In the case of CAE’s, whose aim is to reconstruct the input feature at the output, Parcollet et al. [127] propose a quaternion convolutional encoder-decoder (QCAE), see Fig. 6a, and tested it on the KODAK PhotoCD dataset [48].

Another type of CAE’s is Variational Autoencoder, which estimates the probabilistic relationship between input and latent spaces. The Quaternion-valued Variational Autoencoder model (QVAE) was proposed by Grassucci et al. [59], see Fig. 6b, and applied it to reconstruct and generate faces of the CelebFaces Attributes Dataset (CelebA) [104].

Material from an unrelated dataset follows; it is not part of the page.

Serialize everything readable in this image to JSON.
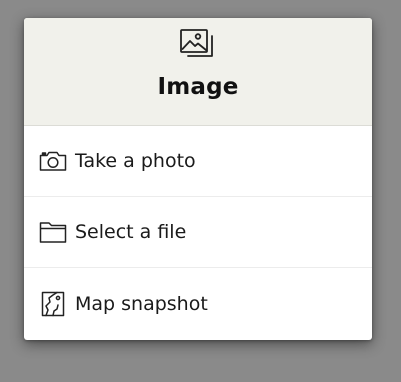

A more sophisticated type of architecture is the generative models. Sfikas et al. [146] propose a Quaternion Generative Adversarial Network for text detection of inscriptions found on byzantine monuments [89, 138]. The generator is an U-Net [139] like model, and the discriminator, a cascade of convolution layers, see Fig. 6e, f, where the activation function of the last layer sums the output of real and imaginary parts of the quaternion to produce a real-valued output.

Grassucci et al. [58] adapted a Spectral Normalized GAN (SNGAN) [28, 116] to the quaternion domain, and apply it on an image to image translation task using the CelebA-HQ [86] and 102 Oxford Flowers [123] datasets. The model is presented in Fig. 6c, d. Thereafter, Grassucci et al. [60] proposed the quaternion-valued version of the StarGANv2 model [30]. It is composed of the generator, mapping, encoding, and discriminator networks; this model was evaluated on an image to image translation task using the CelebA-HQ dataset [86]. Because of the complexity of the model, it is recommended to consult them directly from [60].

4.1.2 Vision Under the Geometric Paradigm

The only residual model lying in this paradigm is the one of Hongo et al. [77], who proposed a residual model, based on ResNet34 [68], see Fig. 4a. This is applied to the image classification task using the CIFAR-10 dataset [91].

On ConvNet models, we have the work of Zhu et al. [181], who proposed shallow QCNN and quaternion VGG-S [145] models for image classification problems. These models are shown in Fig. 5b, c; the former was tested on the CIFAR-10 dataset [91], and the latter on the 102 Oxford flower dataset [123]. Hongo et al. [77] proposed a different QCNN model, see Fig. 5g, and tested it on the image classification task using the CIFAR-10 dataset [91]. Moreover, Matsumoto et al. [113] propose QCNN models for classifying pixels of PolSAR images. This type of images contain additional experimental features given in complex scattering matrices. For their experiments, they labeled each pixel of two images in one of 4 classes: water, grass, forest, or town. Then, they converted the complex scattering matrices into PolSAR pseudocolor features, or into normalized Stokes vectors. By testing similar models under these two different representations, they found out that the classification results largely depend on input features. The proposed model is shown in Fig. 5j.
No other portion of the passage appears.